Change – managing corporate change is part of everyone’s role these days, even if you don’t have the title of Change Manager.
A very close friend of mine recently changed jobs and companies, and although she was happy to be in her new role, each time I spoke to her, she sounded ‘out of sorts’ and very uncomfortable. Her explanation was that she hated not knowing the intricacies of the new role and felt at ‘risk’. When I reflected on how she described her other transitions in the past, I realised there is a pattern. During times of change we tend to question ourselves – and those questions often trigger a physical and emotional immune response.
Change creates a physical and emotional reaction, even if the changes are for good. Unpacking this phenomenon and then researching why change has these impacts … I realised that adults have a need to avoid loss – a loss of perceived competence, a loss of the known and familiar.
There are a few models of change out there, and we could read the books and do the courses, and still find it difficult to figure out how to implement the changes in the most effective and efficient ways.
If you think about what motivates us as human beings, it boils down to staying safe and finding pleasure, avoiding discomfort and striving for safety. One of the often overlooked issues in any change is what a person or people might lose, what might create a feeling of not safe … or avoiding loss.
As adults we crave and treasure competence and relying on our acquired skills and knowledge knowing what to do. When any change is predicted or occurring, our sense of competence and capability falls into question. Even if, on a logic level we know that we will be capable and able to learn – the sense of loss creates an emotional reaction, and a desire to resist the changes in
order to preserve the status quo.
In their research on Change – Professors Robert Kegan and Lisa Laskow Lahey of Harvard University, they liken these innate responses to the body’s immune system. The immune systems major function being to repel threats and keep the human body healthy. Fighting any real or perceived threat 24/7 and often without us even being conscious of it happening. All good and important things.

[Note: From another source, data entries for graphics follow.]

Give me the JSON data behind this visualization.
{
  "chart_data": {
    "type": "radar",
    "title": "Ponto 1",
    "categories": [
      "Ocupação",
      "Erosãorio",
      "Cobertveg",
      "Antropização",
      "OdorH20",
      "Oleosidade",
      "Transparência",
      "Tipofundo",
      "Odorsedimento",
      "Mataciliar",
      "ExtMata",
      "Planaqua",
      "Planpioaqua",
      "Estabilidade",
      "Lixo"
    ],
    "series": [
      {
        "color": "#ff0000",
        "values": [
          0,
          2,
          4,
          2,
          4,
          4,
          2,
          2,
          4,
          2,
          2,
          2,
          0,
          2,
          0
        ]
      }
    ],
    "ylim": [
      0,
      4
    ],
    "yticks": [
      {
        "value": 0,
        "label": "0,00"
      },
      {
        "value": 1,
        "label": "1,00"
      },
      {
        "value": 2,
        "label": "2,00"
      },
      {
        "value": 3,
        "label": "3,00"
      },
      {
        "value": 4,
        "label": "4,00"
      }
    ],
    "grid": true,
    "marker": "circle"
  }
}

If this auto- immune response is so sub conscious then our awareness is low or non existent of it even occurring. When the immune response activates for real or perceived change – we are rarely even aware of our defence systems being activated, let alone any conscious analysis to determine if it is necessary or a good use of energy and focus.
Logic and rationality is only possible when we become conscious of the immune like reaction that our bodies have to change. When we are able to dissect the reaction and reasons for it, we can that start to apply some analysis and rational thinking – it might be to validate the fear reaction or dispute it with evidence and allocating appropriate proportion to it.
Kegan & Lahey have developed a framework that enables a person or groups to work through and determine what underlies the change reactions, validating and honouring the losses in a way that enables our logical and conscious mind make some decisions about appropriate responses to the change.
Although this process can be one of pure self reflection and completed independently, being guided through the process and framework by a third party, (such as a well trained facilitator) enables the conscious and subconscious fully engage in the exploration process. It’s one of the aspects of coaching that I have enjoyed over the years and have received great feedback from coaches at all levels of the organisation.